Your boss is watching you.

Employee surveillance and brand reputation.

Finding an acceptable balance of opposing forces and communicating it effectively is vital but will not be easy.

With the realisation that the relationship between white-collar workers and their physical place of work has permanently changed, the adoption of employee-monitoring software has steadily increased. With names like Sneek, DeskTime and Time Doctor the range of services they offer varies and is modular and customisable. Whether an employer uses these tools to legitimately track timesheets and projects or to record their employees’ every keystroke, mouse movement and collect audio/video from webcams and microphones is largely up to them. It’s a new world and the new rules, both written in law and tacitly agreed upon by society have not been established yet.

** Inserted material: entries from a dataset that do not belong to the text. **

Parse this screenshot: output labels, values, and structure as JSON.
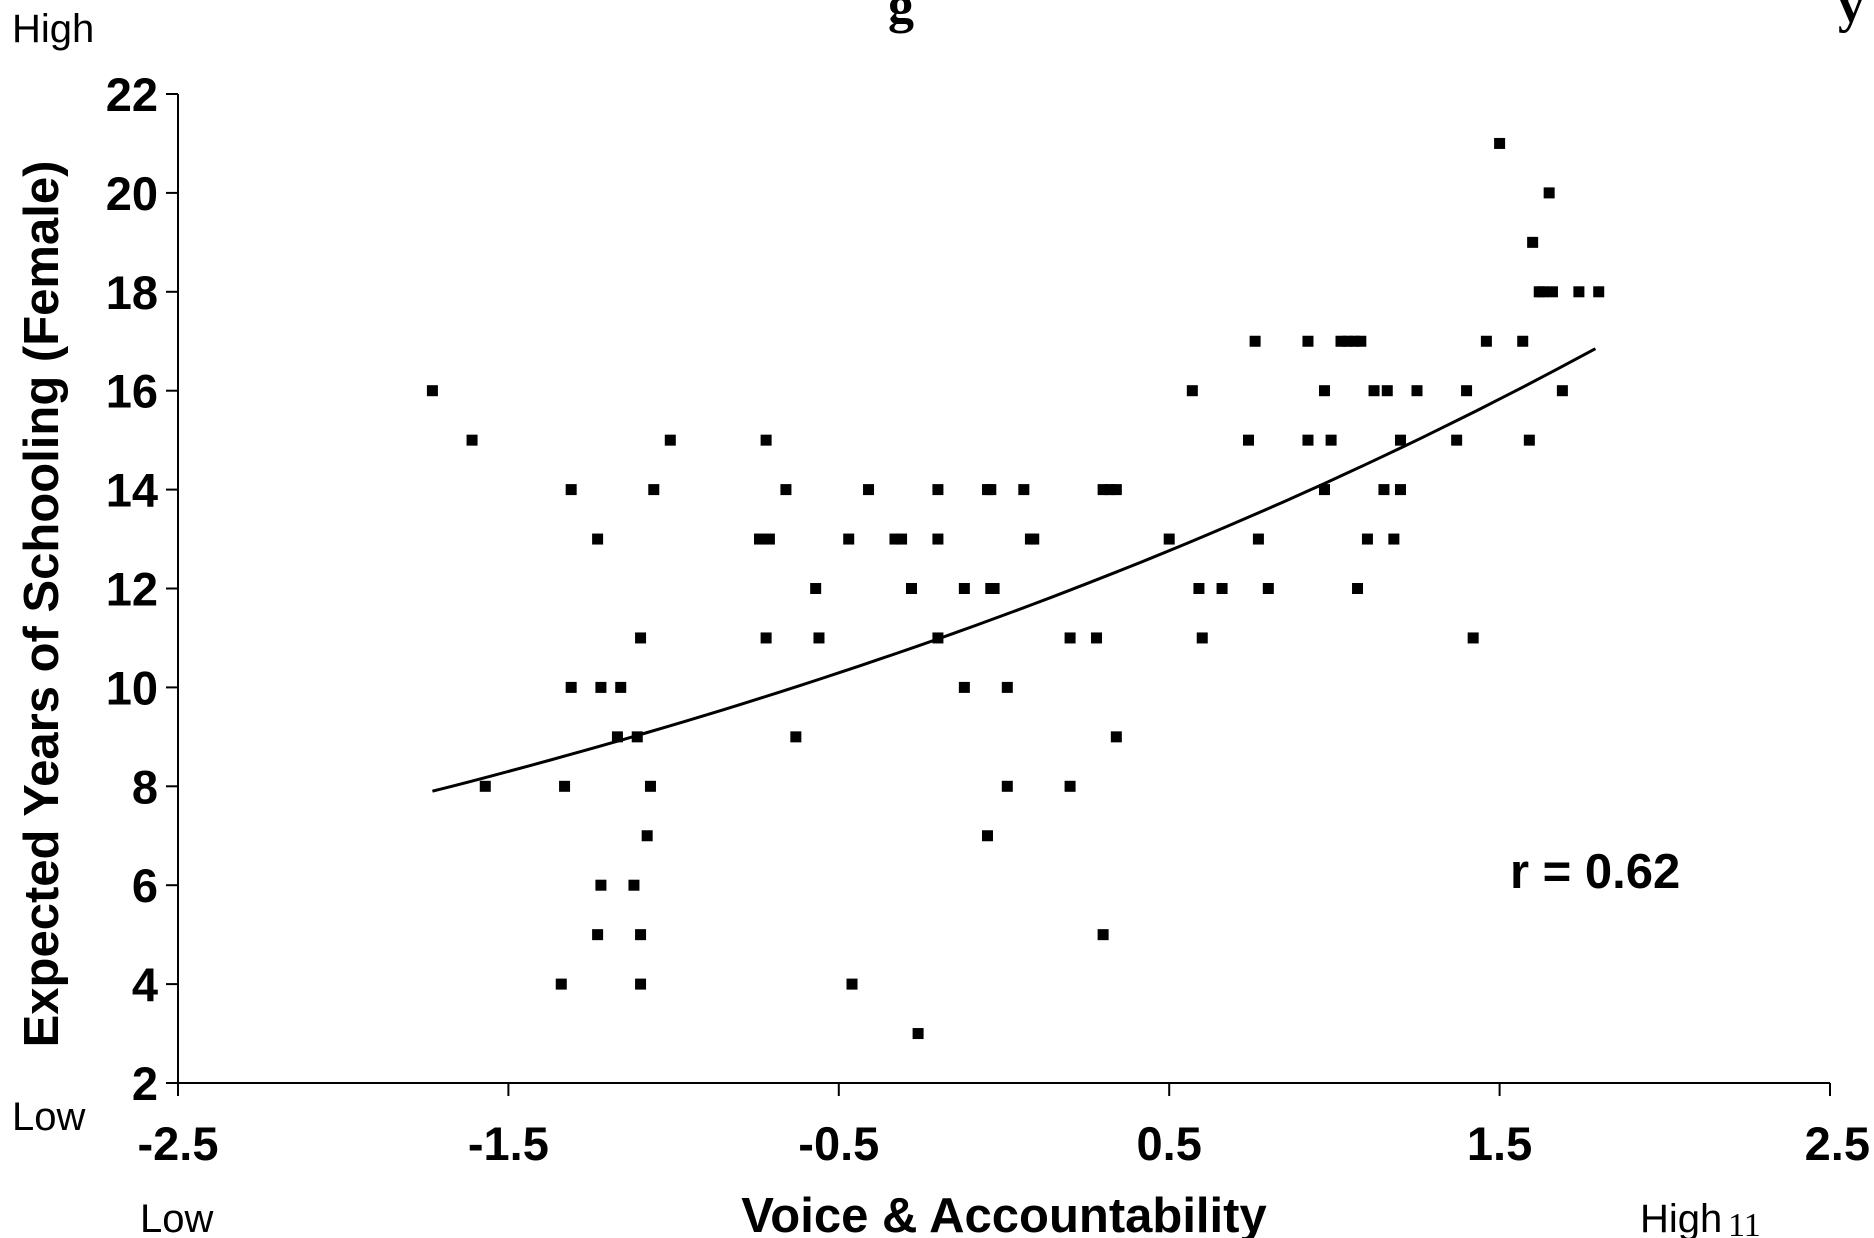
{
  "page": {
    "slide_number": "11",
    "title_fragment_left": "g",
    "title_fragment_right": "y"
  },
  "chart_data": {
    "type": "scatter",
    "xlabel": "Voice & Accountability",
    "ylabel": "Expected Years of Schooling (Female)",
    "xlim": [
      -2.5,
      2.5
    ],
    "ylim": [
      2,
      22
    ],
    "x_ticks": [
      "-2.5",
      "-1.5",
      "-0.5",
      "0.5",
      "1.5",
      "2.5"
    ],
    "y_ticks": [
      "2",
      "4",
      "6",
      "8",
      "10",
      "12",
      "14",
      "16",
      "18",
      "20",
      "22"
    ],
    "x_low_label": "Low",
    "x_high_label": "High",
    "y_low_label": "Low",
    "y_high_label": "High",
    "annotation": "r = 0.62",
    "grid": false,
    "marker": "square",
    "color": "#000000",
    "points": [
      [
        -1.73,
        16
      ],
      [
        -1.61,
        15
      ],
      [
        -1.57,
        8
      ],
      [
        -1.31,
        14
      ],
      [
        -1.23,
        13
      ],
      [
        -1.22,
        10
      ],
      [
        -1.16,
        10
      ],
      [
        -1.17,
        9
      ],
      [
        -1.34,
        4
      ],
      [
        -1.33,
        8
      ],
      [
        -1.23,
        5
      ],
      [
        -1.22,
        6
      ],
      [
        -1.31,
        10
      ],
      [
        -1.12,
        6
      ],
      [
        -1.11,
        9
      ],
      [
        -1.1,
        11
      ],
      [
        -1.07,
        8
      ],
      [
        -1.08,
        7
      ],
      [
        -1.1,
        5
      ],
      [
        -1.1,
        4
      ],
      [
        -1.06,
        14
      ],
      [
        -1.01,
        15
      ],
      [
        -0.71,
        13
      ],
      [
        -0.74,
        13
      ],
      [
        -0.72,
        15
      ],
      [
        -0.72,
        11
      ],
      [
        -0.66,
        14
      ],
      [
        -0.57,
        12
      ],
      [
        -0.56,
        11
      ],
      [
        -0.63,
        9
      ],
      [
        -0.47,
        13
      ],
      [
        -0.41,
        14
      ],
      [
        -0.33,
        13
      ],
      [
        -0.31,
        13
      ],
      [
        -0.28,
        12
      ],
      [
        -0.2,
        13
      ],
      [
        -0.2,
        14
      ],
      [
        -0.2,
        11
      ],
      [
        -0.12,
        12
      ],
      [
        -0.12,
        10
      ],
      [
        -0.04,
        12
      ],
      [
        -0.04,
        14
      ],
      [
        -0.05,
        14
      ],
      [
        -0.03,
        12
      ],
      [
        0.06,
        14
      ],
      [
        0.08,
        13
      ],
      [
        0.09,
        13
      ],
      [
        -0.05,
        7
      ],
      [
        0.01,
        10
      ],
      [
        0.01,
        8
      ],
      [
        -0.46,
        4
      ],
      [
        -0.26,
        3
      ],
      [
        0.2,
        8
      ],
      [
        0.2,
        11
      ],
      [
        0.28,
        11
      ],
      [
        0.3,
        14
      ],
      [
        0.32,
        14
      ],
      [
        0.34,
        14
      ],
      [
        0.3,
        5
      ],
      [
        0.34,
        9
      ],
      [
        0.5,
        13
      ],
      [
        0.57,
        16
      ],
      [
        0.59,
        12
      ],
      [
        0.6,
        11
      ],
      [
        0.66,
        12
      ],
      [
        0.74,
        15
      ],
      [
        0.76,
        17
      ],
      [
        0.77,
        13
      ],
      [
        0.8,
        12
      ],
      [
        0.92,
        17
      ],
      [
        0.92,
        15
      ],
      [
        0.97,
        16
      ],
      [
        0.97,
        14
      ],
      [
        0.99,
        15
      ],
      [
        1.02,
        17
      ],
      [
        1.04,
        17
      ],
      [
        1.06,
        17
      ],
      [
        1.08,
        17
      ],
      [
        1.07,
        12
      ],
      [
        1.1,
        13
      ],
      [
        1.12,
        16
      ],
      [
        1.15,
        14
      ],
      [
        1.16,
        16
      ],
      [
        1.18,
        13
      ],
      [
        1.2,
        15
      ],
      [
        1.2,
        14
      ],
      [
        1.25,
        16
      ],
      [
        1.37,
        15
      ],
      [
        1.4,
        16
      ],
      [
        1.42,
        11
      ],
      [
        1.46,
        17
      ],
      [
        1.5,
        21
      ],
      [
        1.57,
        17
      ],
      [
        1.59,
        15
      ],
      [
        1.6,
        19
      ],
      [
        1.62,
        18
      ],
      [
        1.63,
        18
      ],
      [
        1.66,
        18
      ],
      [
        1.65,
        20
      ],
      [
        1.69,
        16
      ],
      [
        1.74,
        18
      ],
      [
        1.8,
        18
      ]
    ],
    "trendline": {
      "type": "exponential",
      "x_range": [
        -1.73,
        1.79
      ],
      "y_start": 7.9,
      "y_end": 16.85
    }
  }
}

There is an emotional component to this. Monitoring can be perceived as an absence of trust; the closer the scrutiny, the less we feel trusted. Digital monitoring, especially with automatic and AI components, evokes fears of Orwellian dystopia. Conversely, surveillance can be reassuring when it protects our interests. Safety is a legitimate reason for surveillance, for example, a finance brand could justify close scrutiny of workers handling highly sensitive data while a design company would struggle to justify the same intensity in monitoring a graphic designer.

Companies often adopt surveillance software hoping to boost productivity. Early adopters, like call centres, have seen that intensive monitoring of performance causes increased stress, emotional exhaustion, depression and employee turnover. Research in 2021 by Gartner found that only 16% of French workers thought that any form of digital surveillance was acceptable. Getting the watchers and the watched to agree on terms will not be easy and imposing terms will only lead to technological warfare with employees adopting counter-surveillance measures. Move Mouse, for example, is a program that simulates a person moving their mouse, clicking its buttons and scrolling its wheel.

The terms and transparency of employee surveillance policy will be important and relevant not just to workers. Clients will demand to know too, for ethical reasons but also for reassurance. We are inconvenienced dozens of times a day by requests to authorise the use of our personal data and once we grant it we expect some level of control of how, where and in what ways our data is then used. Striking a fair balance between the privacy and security rights of workers and clients will distinguish good and bad companies, influencing their ability to attract and retain workers. Effectively communicating that fair balance to the market will distinguish good and bad brands, influencing their ability to attract and retain customers.